Lantas,selera makan saya lenyap. Saya letakkan hamburger yang semula nikmat. Aduh…manusia semakin jauh dari yang organik. Betapa menyedihkan bahwa kita tak bisa lagi membayangkan alam pedesaan yang segar dan asri dalam sepiring makanan kita. Kita tidak bisa lagi membayangkan kebun sayur yang terbuka saat mengunyah salad. Kita tidak bisa lagi berterima kasih pada domba dan ternak yang telah disembelih. Kita tidak mendapatkan lagi energi kehidupan dari alam raya. Kita memperolehnya dari pabrik,yang tertutup, mekanis,dan cepat.

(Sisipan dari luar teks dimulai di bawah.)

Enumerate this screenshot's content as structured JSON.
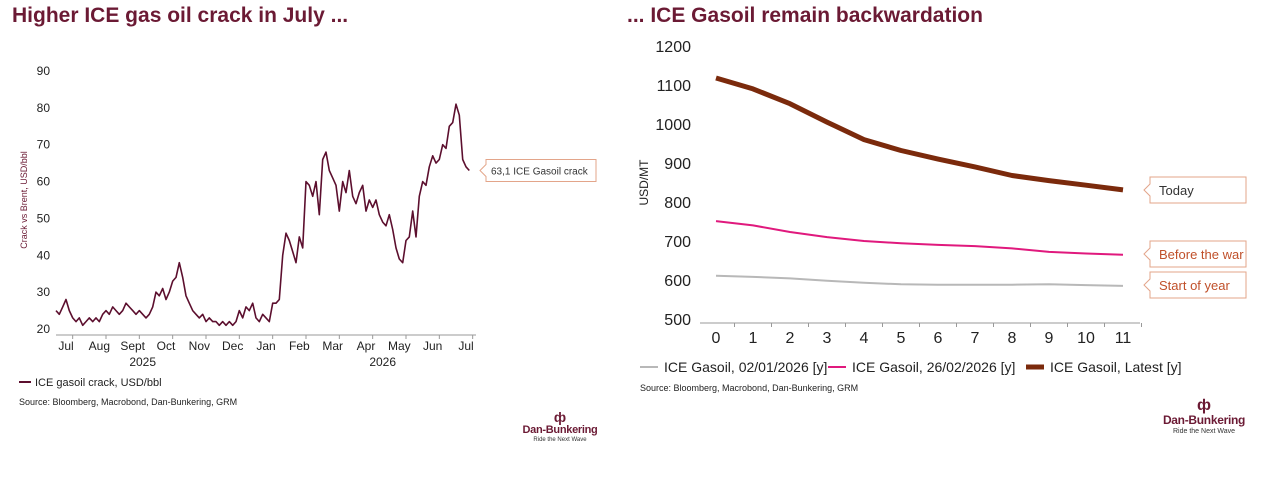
{
  "left_title": "Higher ICE gas oil crack in July ...",
  "right_title": "... ICE Gasoil remain backwardation",
  "left_source": "Source: Bloomberg, Macrobond, Dan-Bunkering, GRM",
  "right_source": "Source: Bloomberg, Macrobond, Dan-Bunkering, GRM",
  "logo": {
    "name": "Dan-Bunkering",
    "tagline": "Ride the Next Wave"
  },
  "colors": {
    "title": "#6b1a34",
    "crack_line": "#5c0f2e",
    "today": "#7b2a0c",
    "before_war": "#e0197d",
    "start_year": "#b8b8b8",
    "annotation_text": "#c0502a"
  },
  "chart_data": [
    {
      "type": "line",
      "title": "Higher ICE gas oil crack in July ...",
      "ylabel": "Crack vs Brent, USD/bbl",
      "ylim": [
        20,
        90
      ],
      "yticks": [
        20,
        30,
        40,
        50,
        60,
        70,
        80,
        90
      ],
      "month_labels": [
        "Jul",
        "Aug",
        "Sept",
        "Oct",
        "Nov",
        "Dec",
        "Jan",
        "Feb",
        "Mar",
        "Apr",
        "May",
        "Jun",
        "Jul"
      ],
      "year_labels": [
        "2025",
        "2026"
      ],
      "legend": "ICE gasoil crack, USD/bbl",
      "annotation": "63,1 ICE Gasoil crack",
      "series": [
        {
          "name": "ICE gasoil crack, USD/bbl",
          "x": [
            0.0,
            0.1,
            0.2,
            0.3,
            0.4,
            0.5,
            0.6,
            0.7,
            0.8,
            0.9,
            1.0,
            1.1,
            1.2,
            1.3,
            1.4,
            1.5,
            1.6,
            1.7,
            1.8,
            1.9,
            2.0,
            2.1,
            2.2,
            2.3,
            2.4,
            2.5,
            2.6,
            2.7,
            2.8,
            2.9,
            3.0,
            3.1,
            3.2,
            3.3,
            3.4,
            3.5,
            3.6,
            3.7,
            3.8,
            3.9,
            4.0,
            4.1,
            4.2,
            4.3,
            4.4,
            4.5,
            4.6,
            4.7,
            4.8,
            4.9,
            5.0,
            5.1,
            5.2,
            5.3,
            5.4,
            5.5,
            5.6,
            5.7,
            5.8,
            5.9,
            6.0,
            6.1,
            6.2,
            6.3,
            6.4,
            6.5,
            6.6,
            6.7,
            6.8,
            6.9,
            7.0,
            7.1,
            7.2,
            7.3,
            7.4,
            7.5,
            7.6,
            7.7,
            7.8,
            7.9,
            8.0,
            8.1,
            8.2,
            8.3,
            8.4,
            8.5,
            8.6,
            8.7,
            8.8,
            8.9,
            9.0,
            9.1,
            9.2,
            9.3,
            9.4,
            9.5,
            9.6,
            9.7,
            9.8,
            9.9,
            10.0,
            10.1,
            10.2,
            10.3,
            10.4,
            10.5,
            10.6,
            10.7,
            10.8,
            10.9,
            11.0,
            11.1,
            11.2,
            11.3,
            11.4,
            11.5,
            11.6,
            11.7,
            11.8,
            11.9,
            12.0,
            12.1,
            12.2,
            12.3,
            12.4
          ],
          "values": [
            25,
            24,
            26,
            28,
            25,
            23,
            22,
            23,
            21,
            22,
            23,
            22,
            23,
            22,
            24,
            25,
            24,
            26,
            25,
            24,
            25,
            27,
            26,
            25,
            24,
            25,
            24,
            23,
            24,
            26,
            30,
            29,
            31,
            28,
            30,
            33,
            34,
            38,
            34,
            29,
            27,
            25,
            24,
            23,
            24,
            22,
            23,
            22,
            22,
            21,
            22,
            21,
            22,
            21,
            22,
            25,
            23,
            26,
            25,
            27,
            23,
            22,
            24,
            23,
            22,
            27,
            27,
            28,
            40,
            46,
            44,
            41,
            38,
            45,
            42,
            60,
            59,
            56,
            60,
            51,
            66,
            68,
            63,
            61,
            59,
            52,
            60,
            57,
            63,
            56,
            54,
            57,
            59,
            52,
            55,
            53,
            55,
            51,
            49,
            48,
            51,
            47,
            42,
            39,
            38,
            44,
            45,
            52,
            45,
            56,
            60,
            59,
            64,
            67,
            65,
            66,
            70,
            69,
            75,
            76,
            81,
            78,
            66,
            64,
            63
          ]
        }
      ]
    },
    {
      "type": "line",
      "title": "... ICE Gasoil remain backwardation",
      "ylabel": "USD/MT",
      "ylim": [
        500,
        1200
      ],
      "yticks": [
        500,
        600,
        700,
        800,
        900,
        1000,
        1100,
        1200
      ],
      "x": [
        0,
        1,
        2,
        3,
        4,
        5,
        6,
        7,
        8,
        9,
        10,
        11
      ],
      "annotations": [
        "Today",
        "Before the war",
        "Start of year"
      ],
      "series": [
        {
          "name": "ICE Gasoil, 02/01/2026 [y]",
          "values": [
            611,
            608,
            604,
            598,
            593,
            589,
            588,
            588,
            588,
            589,
            587,
            585
          ]
        },
        {
          "name": "ICE Gasoil, 26/02/2026 [y]",
          "values": [
            751,
            740,
            723,
            710,
            700,
            694,
            690,
            687,
            681,
            672,
            668,
            665
          ]
        },
        {
          "name": "ICE Gasoil, Latest [y]",
          "values": [
            1118,
            1090,
            1052,
            1005,
            960,
            932,
            910,
            890,
            868,
            855,
            843,
            831
          ]
        }
      ]
    }
  ]
}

Aneh, bahkan pertanian dan peternakan organik kini mulai menjadi Taman Eden, Taman Firdaus yang semakin jauh dan menjadi sejenis mimpi dan kerinduan. Aneh, tiba-tiba gambaran tentang Taman Firdaus itu jadi bermakna sekarang. Sebuah alam asli dan asri yang berlimpah-limpah untuk mendukung kebutuhan manusia, sampai titik di mana manusia memilih mengambil sesuatu yang terlarang. Apa yang terlarang itu?
Alkitab menyebutnya Pohon Pengetahuan. Di ruang yang sempit ini, kita bisa menafsirkannya sebagai pengetahuan untuk mengeksploitasi. Begitu manusia memilih pengetahuan yang mengeksploitasi ini, maka terusirlah mereka dari Taman Eden. Yang ada pada manusia adalah kerinduan laten pada taman surgawi itu.
Akan tetapi, dongeng itu menjadi tidak ganjil sekarang. Kita sedang melihat proses pemisahan lagi. Seperti Adam dan Hawa terusir dari Firdaus, manusia kini juga sedang terusir dari dunia alamiah, memasuki dunia pabrikan. Gaya hidup organik memang dikampanyekan. Tapi jika kita tidak berhenti memproduksi anak dalam skala massal dan tidak membendung kerakusan, hanya mereka yang paling kaya yang bisa hidup organik, seperti sejenis kasta brahmana.